Cependant, il convient d'adopter ces dispositions législatives dans certaines limites. En invoquant sur ce point le principe d'égalité, qui me paraît devoir l'être, on peut en effet admettre que le législateur ne peut pas tout faire. On imagine mal, par exemple, que la transmission de la nationalité des parents français vers leur enfant soit différente selon que l'on se trouve dans un territoire de l'article 74 ou en droit commun. Les Français, me semble-t-il, doivent être traités de manière égale sur tout le territoire national quant à la transmission de leur nationalité à leurs enfants et, probablement, à leurs conjoints.

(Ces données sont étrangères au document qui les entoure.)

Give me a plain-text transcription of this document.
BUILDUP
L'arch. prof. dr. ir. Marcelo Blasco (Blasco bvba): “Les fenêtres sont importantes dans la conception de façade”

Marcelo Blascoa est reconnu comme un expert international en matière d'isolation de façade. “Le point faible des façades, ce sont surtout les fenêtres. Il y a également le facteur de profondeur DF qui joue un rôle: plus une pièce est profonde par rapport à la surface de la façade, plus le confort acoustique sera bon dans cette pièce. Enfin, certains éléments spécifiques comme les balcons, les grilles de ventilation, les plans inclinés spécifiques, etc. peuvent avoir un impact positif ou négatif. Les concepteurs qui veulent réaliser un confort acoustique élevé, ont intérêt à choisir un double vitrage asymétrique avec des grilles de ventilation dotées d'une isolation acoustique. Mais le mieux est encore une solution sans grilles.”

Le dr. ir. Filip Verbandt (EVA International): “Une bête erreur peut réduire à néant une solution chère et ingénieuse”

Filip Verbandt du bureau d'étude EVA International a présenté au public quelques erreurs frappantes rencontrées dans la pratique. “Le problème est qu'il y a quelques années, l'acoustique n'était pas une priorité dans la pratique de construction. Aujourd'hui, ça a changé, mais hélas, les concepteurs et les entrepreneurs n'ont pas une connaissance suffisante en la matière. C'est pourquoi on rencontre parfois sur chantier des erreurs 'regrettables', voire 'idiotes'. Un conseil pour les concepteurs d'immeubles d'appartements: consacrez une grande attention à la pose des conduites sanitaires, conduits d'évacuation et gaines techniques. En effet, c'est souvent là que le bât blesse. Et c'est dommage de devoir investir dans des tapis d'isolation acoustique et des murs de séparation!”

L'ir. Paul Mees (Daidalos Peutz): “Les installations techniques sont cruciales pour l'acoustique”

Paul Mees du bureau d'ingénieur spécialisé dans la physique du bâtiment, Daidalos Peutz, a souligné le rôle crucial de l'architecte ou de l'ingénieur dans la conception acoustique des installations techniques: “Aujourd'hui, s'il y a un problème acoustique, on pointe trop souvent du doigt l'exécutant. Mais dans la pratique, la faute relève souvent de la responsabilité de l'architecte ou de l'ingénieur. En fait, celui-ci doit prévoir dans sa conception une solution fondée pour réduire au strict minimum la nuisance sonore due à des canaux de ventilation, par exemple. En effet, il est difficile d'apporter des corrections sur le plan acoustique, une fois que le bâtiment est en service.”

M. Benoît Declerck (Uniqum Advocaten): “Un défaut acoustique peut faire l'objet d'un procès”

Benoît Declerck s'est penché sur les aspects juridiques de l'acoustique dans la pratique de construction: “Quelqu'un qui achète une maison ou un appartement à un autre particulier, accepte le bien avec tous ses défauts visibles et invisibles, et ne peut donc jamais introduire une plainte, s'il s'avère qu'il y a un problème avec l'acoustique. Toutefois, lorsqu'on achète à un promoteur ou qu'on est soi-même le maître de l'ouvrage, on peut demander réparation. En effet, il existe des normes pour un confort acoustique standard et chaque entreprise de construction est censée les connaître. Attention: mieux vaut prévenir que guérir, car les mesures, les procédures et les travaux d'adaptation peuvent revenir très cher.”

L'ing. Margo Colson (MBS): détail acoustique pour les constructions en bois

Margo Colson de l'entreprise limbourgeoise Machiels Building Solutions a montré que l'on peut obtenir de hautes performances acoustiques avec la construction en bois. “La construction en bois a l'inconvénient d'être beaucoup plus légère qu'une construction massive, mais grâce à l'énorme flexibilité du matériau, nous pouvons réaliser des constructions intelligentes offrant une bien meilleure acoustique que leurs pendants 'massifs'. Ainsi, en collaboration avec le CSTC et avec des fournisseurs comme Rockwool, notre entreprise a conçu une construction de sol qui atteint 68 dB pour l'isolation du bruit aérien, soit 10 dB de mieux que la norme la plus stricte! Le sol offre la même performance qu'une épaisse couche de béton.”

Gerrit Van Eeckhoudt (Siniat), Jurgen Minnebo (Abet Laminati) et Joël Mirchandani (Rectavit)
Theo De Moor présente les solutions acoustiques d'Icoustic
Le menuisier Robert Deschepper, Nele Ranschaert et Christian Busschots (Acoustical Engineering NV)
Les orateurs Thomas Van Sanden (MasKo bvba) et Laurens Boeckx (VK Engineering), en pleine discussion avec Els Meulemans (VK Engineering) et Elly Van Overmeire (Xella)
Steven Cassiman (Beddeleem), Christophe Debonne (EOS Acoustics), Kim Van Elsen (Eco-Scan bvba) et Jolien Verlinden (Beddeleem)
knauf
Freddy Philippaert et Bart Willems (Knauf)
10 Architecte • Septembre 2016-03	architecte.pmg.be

En revanche, s'agissant des étrangers, dès lors qu'il n'existe pas de droit absolu à l'accès à la nationalité, il me semble que, faute de l'existence d'un tel droit, les situations peuvent être différentes selon que l'étranger naîtra dans une collectivité de l'article 74, dans une collectivité de l'article 73 ou sur le territoire métropolitain.

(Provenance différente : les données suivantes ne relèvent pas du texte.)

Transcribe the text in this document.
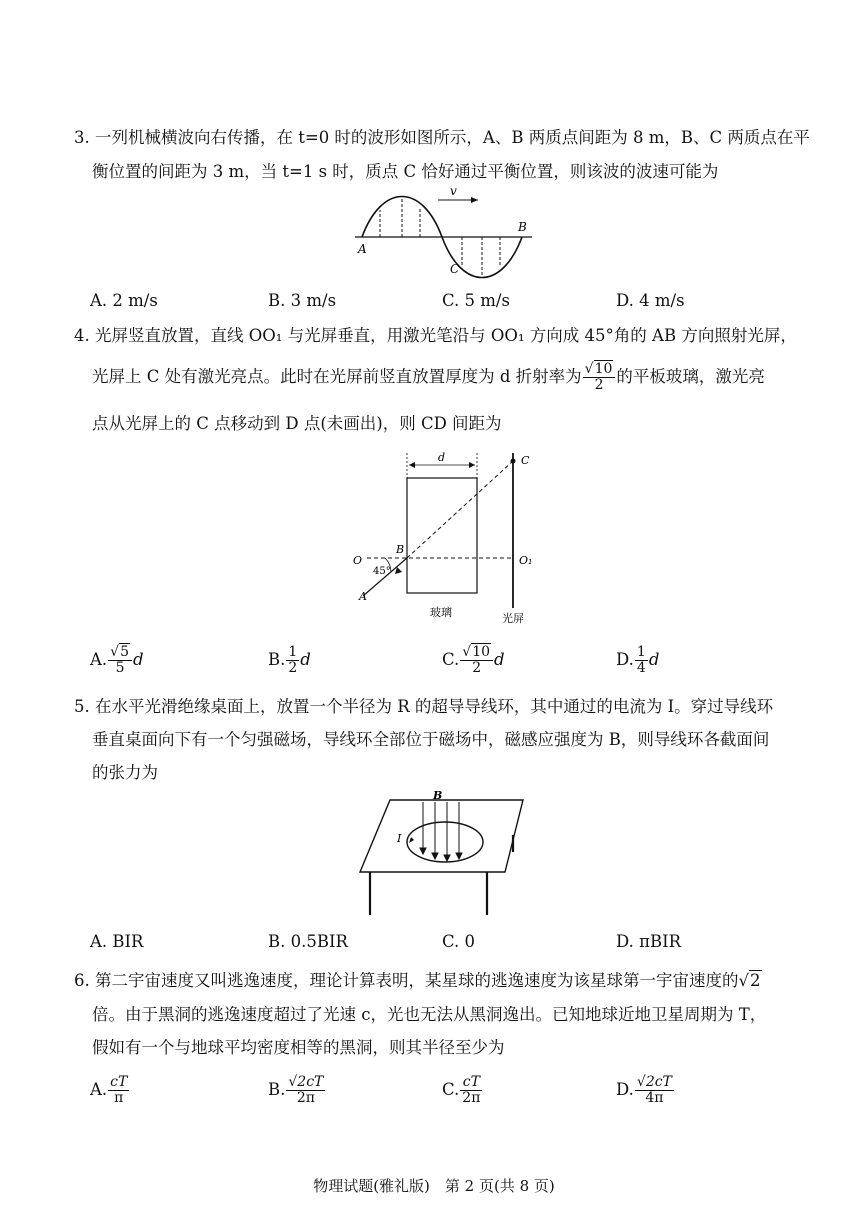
3. 一列机械横波向右传播，在 t=0 时的波形如图所示，A、B 两质点间距为 8 m，B、C 两质点在平
衡位置的间距为 3 m，当 t=1 s 时，质点 C 恰好通过平衡位置，则该波的波速可能为
v
A
B
C
A. 2 m/s	B. 3 m/s	C. 5 m/s	D. 4 m/s
4. 光屏竖直放置，直线 OO₁ 与光屏垂直，用激光笔沿与 OO₁ 方向成 45°角的 AB 方向照射光屏，
光屏上 C 处有激光亮点。此时在光屏前竖直放置厚度为 d 折射率为 $\frac{√10}{2}$ 的平板玻璃，激光亮
点从光屏上的 C 点移动到 D 点(未画出)，则 CD 间距为
d	C
O
B
45°
O₁
A
玻璃	光屏
A. $\frac{√5}{5}$ d	B. $\frac{1}{2}$ d	C. $\frac{√10}{2}$ d	D. $\frac{1}{4}$ d
5. 在水平光滑绝缘桌面上，放置一个半径为 R 的超导导线环，其中通过的电流为 I。穿过导线环
垂直桌面向下有一个匀强磁场，导线环全部位于磁场中，磁感应强度为 B，则导线环各截面间
的张力为
B
I
A. BIR	B. 0.5BIR	C. 0	D. πBIR
6. 第二宇宙速度又叫逃逸速度，理论计算表明，某星球的逃逸速度为该星球第一宇宙速度的√2
倍。由于黑洞的逃逸速度超过了光速 c，光也无法从黑洞逸出。已知地球近地卫星周期为 T，
假如有一个与地球平均密度相等的黑洞，则其半径至少为
A. $\frac{cT}{\pi}$	B. $\frac{√2cT}{2\pi}$	C. $\frac{cT}{2\pi}$	D. $\frac{√2cT}{4\pi}$
物理试题(雅礼版)　第 2 页(共 8 页)
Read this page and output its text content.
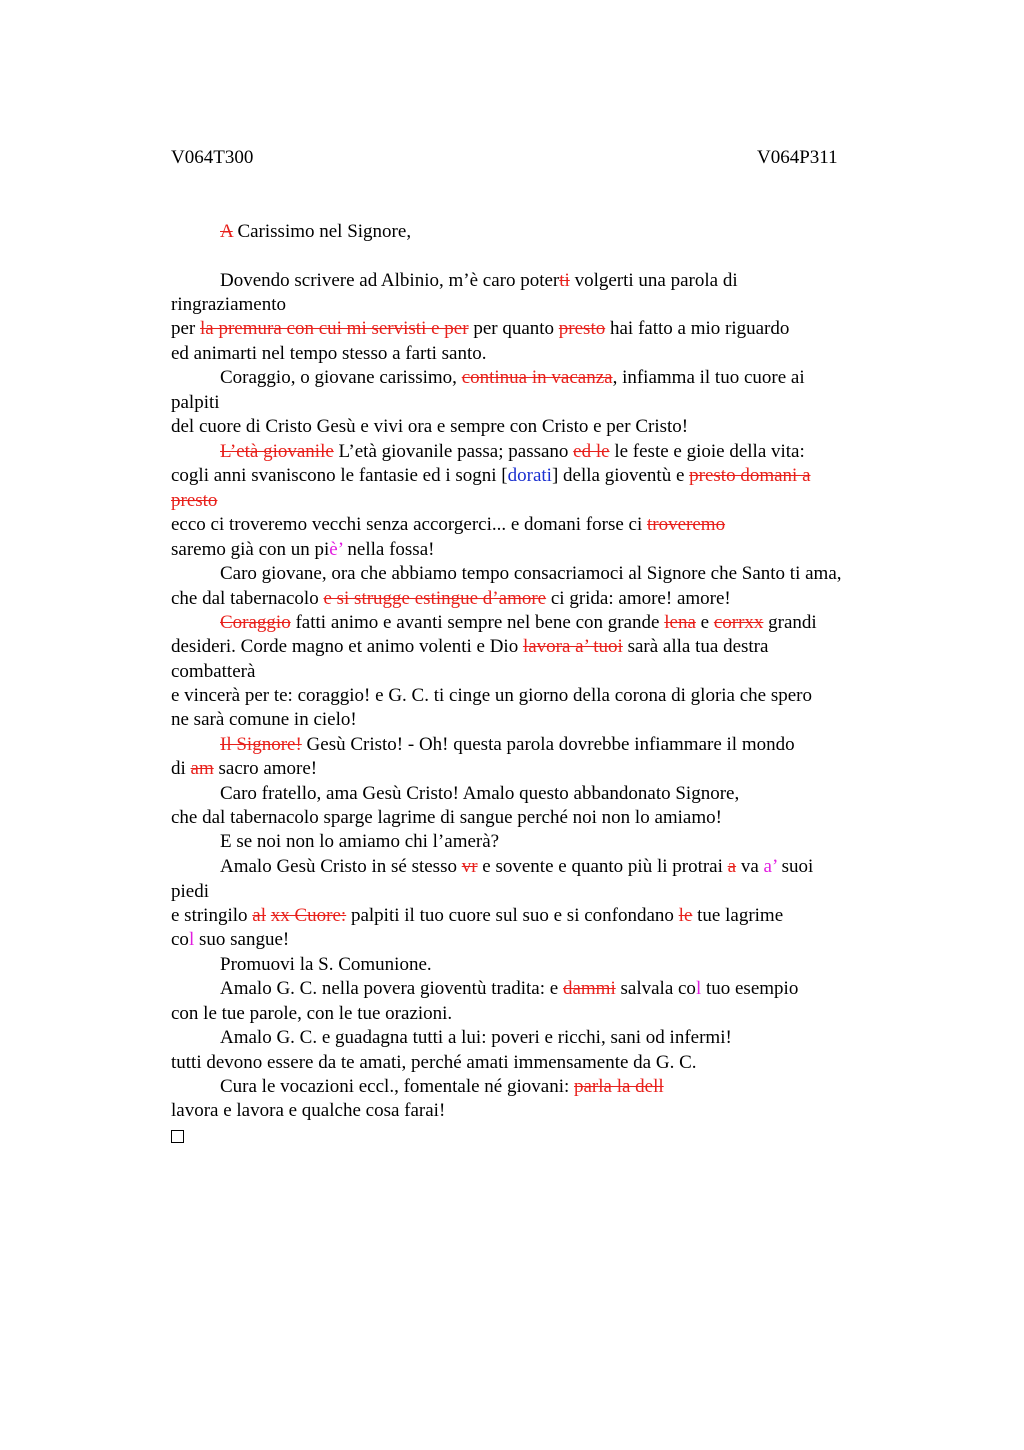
V064T300	V064P311
A Carissimo nel Signore,
Dovendo scrivere ad Albinio, m’è caro poterti volgerti una parola di
ringraziamento
per la premura con cui mi servisti e per per quanto presto hai fatto a mio riguardo
ed animarti nel tempo stesso a farti santo.
Coraggio, o giovane carissimo, continua in vacanza, infiamma il tuo cuore ai
palpiti
del cuore di Cristo Gesù e vivi ora e sempre con Cristo e per Cristo!
L’età giovanile L’età giovanile passa; passano ed le le feste e gioie della vita:
cogli anni svaniscono le fantasie ed i sogni [dorati] della gioventù e presto domani a
presto
ecco ci troveremo vecchi senza accorgerci... e domani forse ci troveremo
saremo già con un piè’ nella fossa!
Caro giovane, ora che abbiamo tempo consacriamoci al Signore che Santo ti ama,
che dal tabernacolo e si strugge estingue d’amore ci grida: amore! amore!
Coraggio fatti animo e avanti sempre nel bene con grande lena e corrxx grandi
desideri. Corde magno et animo volenti e Dio lavora a’ tuoi sarà alla tua destra
combatterà
e vincerà per te: coraggio! e G. C. ti cinge un giorno della corona di gloria che spero
ne sarà comune in cielo!
Il Signore! Gesù Cristo! - Oh! questa parola dovrebbe infiammare il mondo
di am sacro amore!
Caro fratello, ama Gesù Cristo! Amalo questo abbandonato Signore,
che dal tabernacolo sparge lagrime di sangue perché noi non lo amiamo!
E se noi non lo amiamo chi l’amerà?
Amalo Gesù Cristo in sé stesso vr e sovente e quanto più li protrai a va a’ suoi
piedi
e stringilo al xx Cuore: palpiti il tuo cuore sul suo e si confondano le tue lagrime
col suo sangue!
Promuovi la S. Comunione.
Amalo G. C. nella povera gioventù tradita: e dammi salvala col tuo esempio
con le tue parole, con le tue orazioni.
Amalo G. C. e guadagna tutti a lui: poveri e ricchi, sani od infermi!
tutti devono essere da te amati, perché amati immensamente da G. C.
Cura le vocazioni eccl., fomentale né giovani: parla la dell
lavora e lavora e qualche cosa farai!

Cela paraît relever clairement du principe général de souveraineté nationale, qui semble pouvoir être interprété comme laissant à l'Etat la maîtrise de sa population de la façon la plus large possible, notamment celle de la définition légale de sa population et de sa propre citoyenneté.

Le principe d'indivisibilité de la République, qui est invoqué parfois, me paraît inopérant en la matière, dès lors que, naturellement, le droit de la nationalité est décidé et fixé par l'Etat central, sachant que la Constitution empêche qu'il en soit autrement.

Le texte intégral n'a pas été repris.